Championed by Cain Scrimgeour
So far in my life, three species of birds have made a significant impact. The Great Crested Grebe (Podiceps cristatus), was my spark, the moment when an interest becomes a passion and a life, the Pink-Footed Goose (Anser brachyrhynchus) was the beginnings of my career, the species which put me on that ‘ladder’, and the Sparrowhawk (Accipiter nisus), the Sparrowhawk is part of me.
I’ve lived and grown-up in Whitley Bay, in West Monkseaton on the edge of Newcastle-Upon-Tyne’s Northern Green Belt. A relatively green area, but at the forefront of housing development, my playground was the ‘wastelands’, either unsuitable to be built on, or areas of land set aside, planted with trees or left to go wild. I shared this area with other kids, recreational drug users, and wildlife, the Sparrowhawks home, and hunting grounds. The largest of these areas we called Red House Farm Woods, a small area of wasteland, and planted trees, densely packed with little or no ground cover, in our sense this place was big. Next inline was ‘Tramps Den’, so called as a tramp used to live there in a small wooden shed, a strange, large boggy wood in the middle of a housing estate, then the ‘Beacon Woods’, and ‘Saisnbury’s Wood’. These woods, and wastelands formed my first patch, and the Sparrowhawk families territory.

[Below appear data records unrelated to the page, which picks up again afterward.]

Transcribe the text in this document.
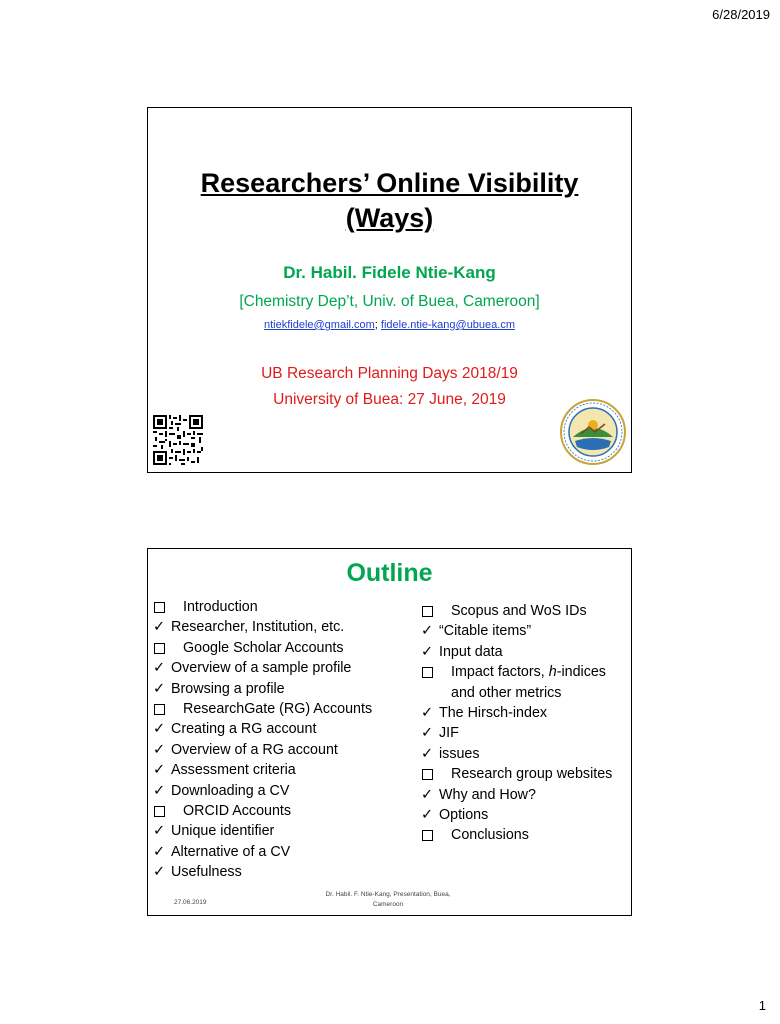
6/28/2019
Researchers’ Online Visibility
(Ways)
Dr. Habil. Fidele Ntie-Kang
[Chemistry Dep’t, Univ. of Buea, Cameroon]
ntiekfidele@gmail.com; fidele.ntie-kang@ubuea.cm
UB Research Planning Days 2018/19
University of Buea: 27 June, 2019
Outline
Introduction
✓ Researcher, Institution, etc.
Google Scholar Accounts
✓ Overview of a sample profile
✓ Browsing a profile
ResearchGate (RG) Accounts
✓ Creating a RG account
✓ Overview of a RG account
✓ Assessment criteria
✓ Downloading a CV
ORCID Accounts
✓ Unique identifier
✓ Alternative of a CV
✓ Usefulness
Scopus and WoS IDs
✓ “Citable items”
✓ Input data
Impact factors, h-indices and other metrics
✓ The Hirsch-index
✓ JIF
✓ issues
Research group websites
✓ Why and How?
✓ Options
Conclusions
27.06.2019
Dr. Habil. F. Ntie-Kang, Presentation, Buea,
Cameroon
1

It was one Summers day, when I was exploring the smalls woodlands when I heard it, that intimidating sound of a female Sparrowhawk letting you know that your not welcome in her wood. I’d seen the pair displaying in the Spring, battling with the Carrion Crows which shared the same territory, I’d seen the male bird, and a youngster hunting the House Sparrows in the back garden, and I’d once seen the female in the hand, when my dad caught it from next doors conservatory, but I’d never heard her, and never seen her, in her wood. Here was an untamed wild bird, adapted to its urban life, but stuck firmly in its wild routes, something that I felt I could relate to. It was clear why this was her wood, a land that time forgot, sticky-weed up to your chest, Speckled-Wood Butterflies here and there, Blackcaps breeding in the dense woodland floor, as Foxes silently walked through. It felt like a fragment of the past, a fragment of the wild, perfectly suited to this stunning bird.
From that moment on, I followed the story of the Sparrowhawk family each season, setting out on the 1st of May every year to find the nest. Searching through the woods sometimes added challenges, avoiding unsavoury characters, and the police, I found myself in the back of a riot van once, as the police thought I was a druggy, they laughed when I told them I was a birdwatcher. As a kid I used to climb up to the nests, to look at those stunning brown-mottled eggs, or the white downy chicks, and the scruffy looking youngsters. As I grew, and my knowledge of the natural world, and ethics developed I began taking a step back, observing, and in August 2011, filming the nest.
The Sparrowhawk, in my books, is one of the greatest natural wonders of Britain, an urban predator, traversing and adapting to its habitat, but continuously keeping that wild state of mind.